Semi-Scholarly Summary: Cyrano de Bergerac

This evening sees the opening of Franco Alfano's Cyrano de Bergerac at the Met. It's being marketed as Puccini-like, but the comparison, in my view, over-simplifies the work of both composers. To me, Alfano's Cyrano seems a curious blend of romantic structure and dramatic spectacle, and experimentation in orchestral explorations of the central characters' psyches. I'd be inclined to say that it provides, as Alexandra Wilson has suggested for the late works of Puccini, a sort of alternate vision of how modern opera might have developed in the Italian tradition. From a scholarly perspective, it's received comparatively little attention, even when measured against Alfano's other works. I was surprised to discover this, given my personal fascination with how Alfano's opera functions as an adaptation of Edmond Rostand's 1898 play, which is itself a homage to the five-act dramas of France's golden age of theatre in the seventeenth century. I grew up with an edition illustrated by Dubout, and, later, wore out a VHS of the Gérard Dépardieu film; this is one opera I came to via its source text, rather than the other way around.

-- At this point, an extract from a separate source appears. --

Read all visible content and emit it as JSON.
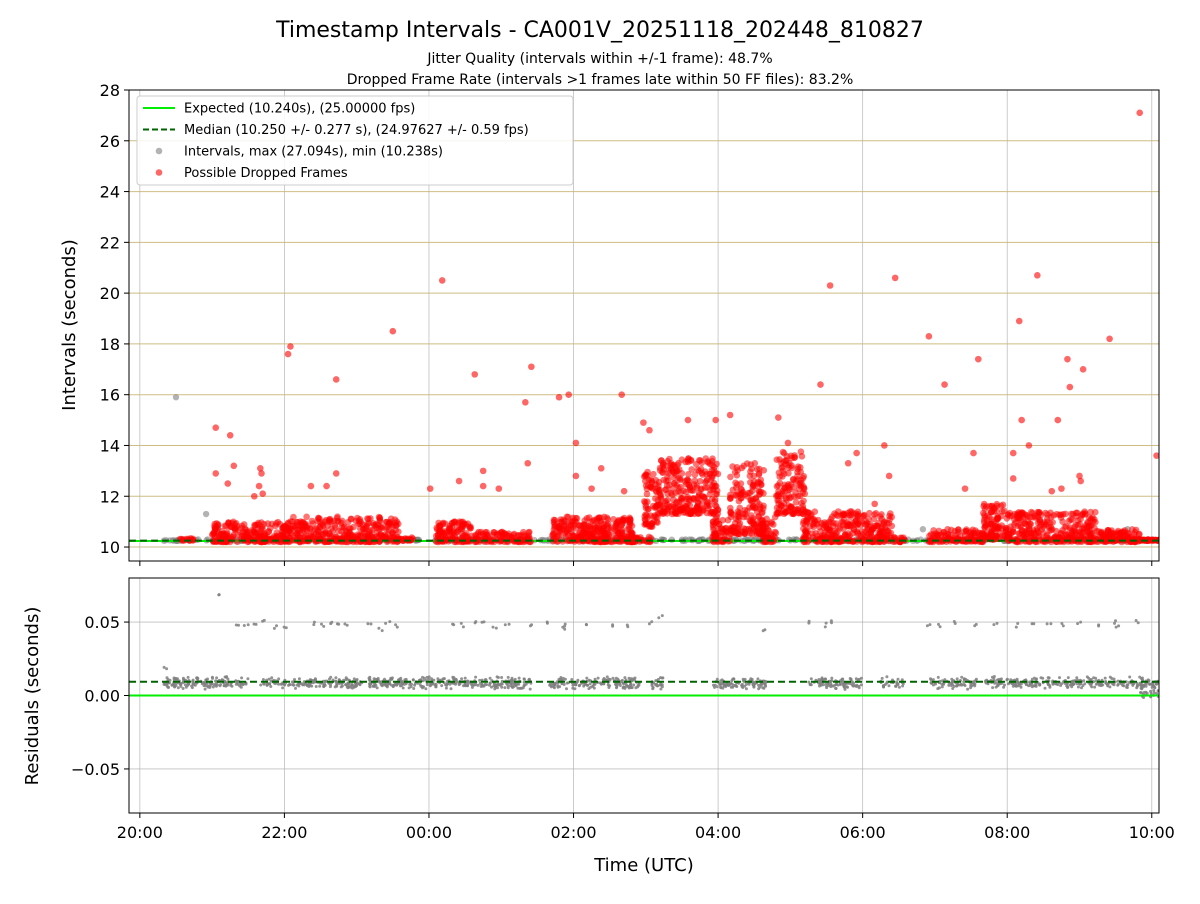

Cyrano de Bergerac, subtitled as a commedia eroica, was first performed in the Paris of 1936. I thought that the choice to write an opera based on a heroic fighter of doomed causes in the increasingly totalitarian Europe of the 1930s might have been a political one; but Alfano's ties to Mussolini belie this naively romantic hypothesis. The libretto, which preserves much of Rostand's gorgeously ornate language, is by Henri Cain, a frequent librettist of Massenet's, whose texts include Cendrillon, La Navarraise, and Don Quichotte. For me, as an aficionado of the play, it is curious to hear a text with such strong rhythms, such strong music of its own, orchestrated for the opera stage. But the results are often strikingly poignant. One of the things I find most interesting about Cyrano, in fact, is how the music sometimes undermines the apparent optimism of the text. Trumpets promise discord and warlike tumult even as Cyrano and Christian, the piece's rival tenors, embrace for the first time. When the two men promise brotherhood, the orchestra foretells disaster.